Akibat tindakannya tersebut, Eto’o dianggap melanggar kode disiplin CAF dan dikenai larangan hadir di empat pertandingan resmi Kamerun ke depan, serta denda finansial.

FECAFOOT Kecam Sanksi CAF

Menanggapi sanksi tersebut, FECAFOOT mengeluarkan pernyataan keras yang mengecam tindakan CAF. Federasi sepak bola Kamerun menilai CAF telah bertindak sewenang-wenang dan prosedur yang dilakukan untuk menjatuhkan hukuman dinilai bermasalah.

Advertisement

“Fecafoot juga mencatat bahwa prosedur yang dilakukan untuk memutuskan hukuman ini mengundang permasalahan serius terkait persyaratan mendasar dari sebuah sidang agar adil,” demikian bunyi pernyataan resmi FECAFOOT.

FECAFOOT menegaskan kembali dukungan penuhnya kepada Presiden Eto’o dan komitmen untuk menghormati prinsip-prinsip peradilan disiplin yang kredibel.

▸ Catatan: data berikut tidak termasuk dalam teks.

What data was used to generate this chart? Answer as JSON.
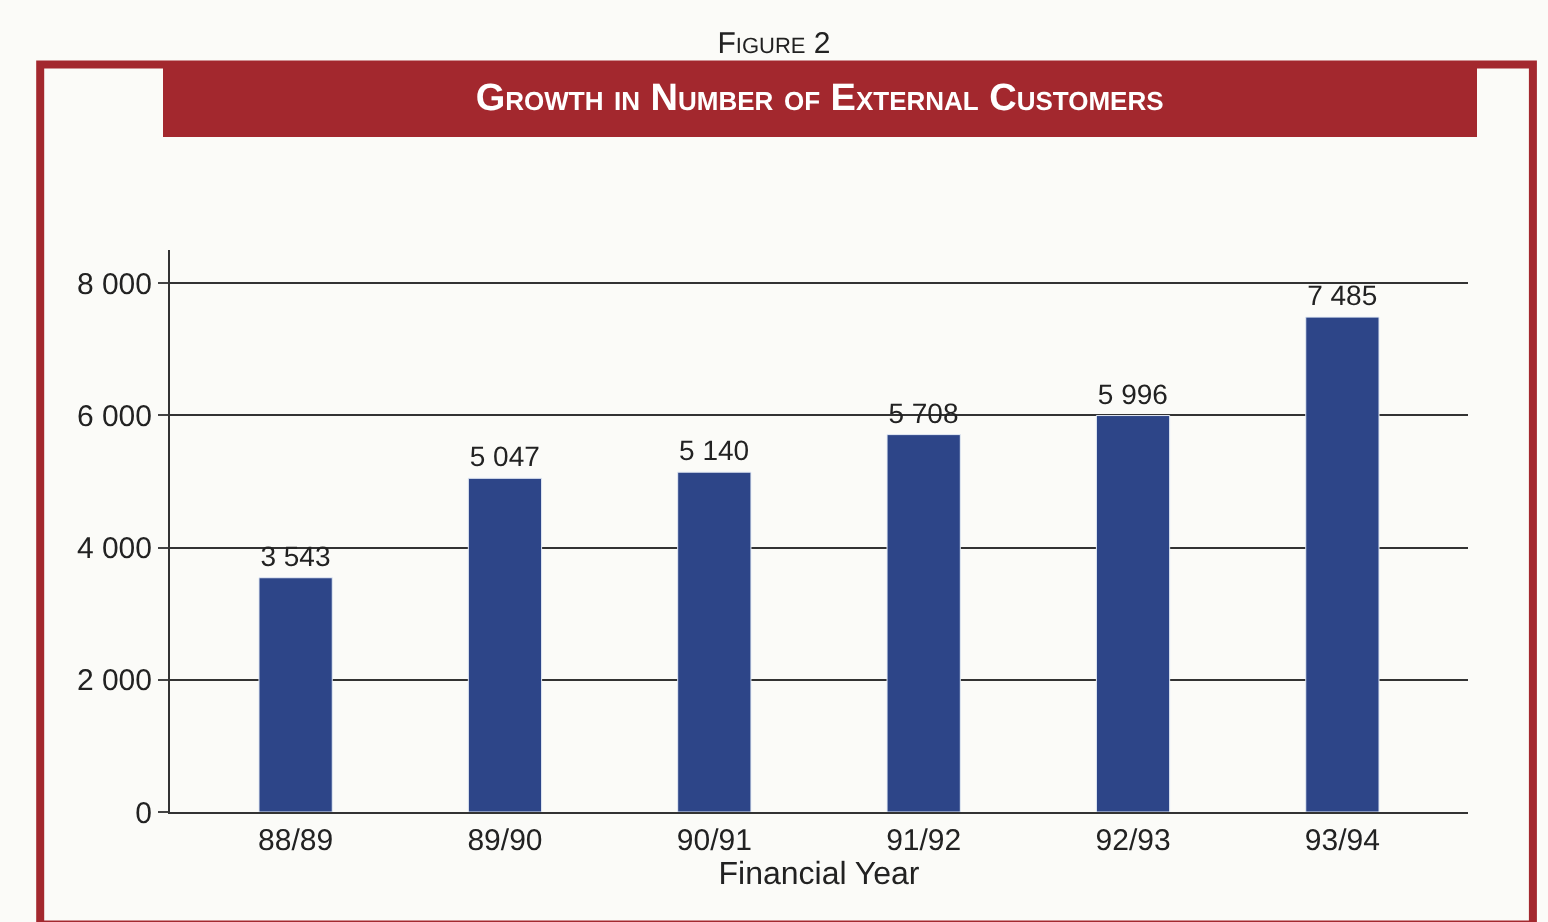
{
  "chart_data": {
    "type": "bar",
    "title": "Figure 2",
    "subtitle": "Growth in Number of External Customers",
    "xlabel": "Financial Year",
    "categories": [
      "88/89",
      "89/90",
      "90/91",
      "91/92",
      "92/93",
      "93/94"
    ],
    "values": [
      3543,
      5047,
      5140,
      5708,
      5996,
      7485
    ],
    "value_labels": [
      "3 543",
      "5 047",
      "5 140",
      "5 708",
      "5 996",
      "7 485"
    ],
    "color": "#2d4588",
    "ylim": [
      0,
      8500
    ],
    "yticks": [
      {
        "value": 0,
        "label": "0"
      },
      {
        "value": 2000,
        "label": "2 000"
      },
      {
        "value": 4000,
        "label": "4 000"
      },
      {
        "value": 6000,
        "label": "6 000"
      },
      {
        "value": 8000,
        "label": "8 000"
      }
    ],
    "grid": "y",
    "legend": false
  }
}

Rekam Jejak Kontroversi Eto’o sebagai Presiden FECAFOOT

Ini bukan kali pertama Samuel Eto’o terlibat dalam kontroversi sejak menjabat sebagai Presiden FECAFOOT. Sebelumnya, Eto’o sempat berselisih dengan pelatih timnas Kamerun, Marc Brys, sebelum turnamen Piala Afrika dimulai.

Eto’o bahkan sempat memecat Brys secara sepihak dan menunjuk David Pagou sebagai penggantinya. Keputusan ini sempat menimbulkan keberatan dari Brys.